Savulescu also uses classical musician’s consumption of beta blockers to aid in their performances as a comparison. He claimed that classical music is as competitive as sport is with both having similar rewards. But there is a stigma attached to sport regarding the use of drugs to aid performances, whereas there is none attached to the use of drugs in classical music. If a musicians performance is improved through the use of drugs we judge the substance to be “enabling the musician to express themselves more effectively. People watch sport to enjoy the competition but also to appreciate “extraordinary performance”.
Savulesca believes enhancement would ensure that the winner was not determined by who was born with the highest genetic potential and the level of training they could afford. Instead the winner would be an athlete who held a combination of “genetic potential, training, psychology and judgement”. What he tries to show in his paper is that pharmaceutical enhancement should not be considered to undermine sport as a test of natural ability if other strategies to enhance performance are still present in sport and promote inequalities amongst athletes.
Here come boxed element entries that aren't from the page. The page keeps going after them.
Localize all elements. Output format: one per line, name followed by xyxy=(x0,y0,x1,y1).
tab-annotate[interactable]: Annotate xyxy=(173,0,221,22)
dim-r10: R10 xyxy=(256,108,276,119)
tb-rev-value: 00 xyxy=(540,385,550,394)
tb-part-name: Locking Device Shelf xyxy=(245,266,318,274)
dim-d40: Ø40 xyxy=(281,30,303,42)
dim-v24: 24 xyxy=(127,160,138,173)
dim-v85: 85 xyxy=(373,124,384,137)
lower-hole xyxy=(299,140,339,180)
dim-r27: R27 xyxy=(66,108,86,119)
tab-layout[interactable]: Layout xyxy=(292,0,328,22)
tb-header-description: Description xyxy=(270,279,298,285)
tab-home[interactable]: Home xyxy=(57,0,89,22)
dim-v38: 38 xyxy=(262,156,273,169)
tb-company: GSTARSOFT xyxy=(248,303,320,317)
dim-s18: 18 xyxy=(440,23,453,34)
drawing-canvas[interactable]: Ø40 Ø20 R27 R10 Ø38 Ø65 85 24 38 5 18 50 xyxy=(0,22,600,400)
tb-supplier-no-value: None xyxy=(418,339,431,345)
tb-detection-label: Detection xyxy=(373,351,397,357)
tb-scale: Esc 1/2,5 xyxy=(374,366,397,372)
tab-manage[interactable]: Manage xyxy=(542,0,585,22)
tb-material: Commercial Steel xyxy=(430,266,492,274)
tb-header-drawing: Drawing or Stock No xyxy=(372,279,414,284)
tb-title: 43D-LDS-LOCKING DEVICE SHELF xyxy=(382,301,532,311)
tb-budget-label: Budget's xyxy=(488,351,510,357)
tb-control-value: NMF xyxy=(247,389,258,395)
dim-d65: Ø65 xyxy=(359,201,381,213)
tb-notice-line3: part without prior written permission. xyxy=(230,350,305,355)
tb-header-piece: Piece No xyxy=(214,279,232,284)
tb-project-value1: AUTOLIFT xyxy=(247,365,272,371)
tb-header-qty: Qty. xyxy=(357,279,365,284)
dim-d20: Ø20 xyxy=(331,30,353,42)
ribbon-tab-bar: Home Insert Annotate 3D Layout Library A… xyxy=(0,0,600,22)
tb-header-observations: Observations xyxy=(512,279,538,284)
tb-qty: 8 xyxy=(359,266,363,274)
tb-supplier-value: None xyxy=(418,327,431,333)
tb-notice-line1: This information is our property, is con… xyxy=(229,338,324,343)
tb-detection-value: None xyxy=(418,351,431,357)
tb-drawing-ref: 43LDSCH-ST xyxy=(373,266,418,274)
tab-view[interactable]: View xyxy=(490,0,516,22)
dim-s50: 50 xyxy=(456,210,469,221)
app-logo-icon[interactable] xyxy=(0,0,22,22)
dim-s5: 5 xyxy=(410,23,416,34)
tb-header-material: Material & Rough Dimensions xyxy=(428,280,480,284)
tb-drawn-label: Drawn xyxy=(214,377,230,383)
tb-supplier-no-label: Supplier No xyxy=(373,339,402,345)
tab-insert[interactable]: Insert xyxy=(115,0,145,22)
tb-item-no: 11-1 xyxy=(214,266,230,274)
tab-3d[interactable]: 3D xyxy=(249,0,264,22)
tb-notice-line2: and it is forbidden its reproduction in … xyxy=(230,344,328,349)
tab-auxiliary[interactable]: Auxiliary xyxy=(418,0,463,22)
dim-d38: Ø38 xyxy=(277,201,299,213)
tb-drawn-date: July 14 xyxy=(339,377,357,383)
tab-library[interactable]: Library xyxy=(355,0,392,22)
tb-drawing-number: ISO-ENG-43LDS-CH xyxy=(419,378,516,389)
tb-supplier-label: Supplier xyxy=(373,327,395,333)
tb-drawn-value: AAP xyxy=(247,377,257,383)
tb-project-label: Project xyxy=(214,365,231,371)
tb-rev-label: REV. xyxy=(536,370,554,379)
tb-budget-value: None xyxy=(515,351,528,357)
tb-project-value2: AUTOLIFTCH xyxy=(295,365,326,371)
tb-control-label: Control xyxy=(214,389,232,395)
High-profile cases such as Lance Armstrong’s doping scandal and the increase in the number of elite athletes being caught doping has made pharmaceutical enhancement an important topic for debate. Doping, or the use of pharmaceutical substances or methods to enhance performance, has been banned by the World Anti-Doping Agency. Questions have been raised about lifting this ban however, in an attempt to ‘level the playing field’ from the genetic inequality that is present in sport currently. Others stand by the idea that the enhancement of an athlete reduces their responsibility for the performance they produce, and should not be allowed if we want to preserve sport as a test of natural ability.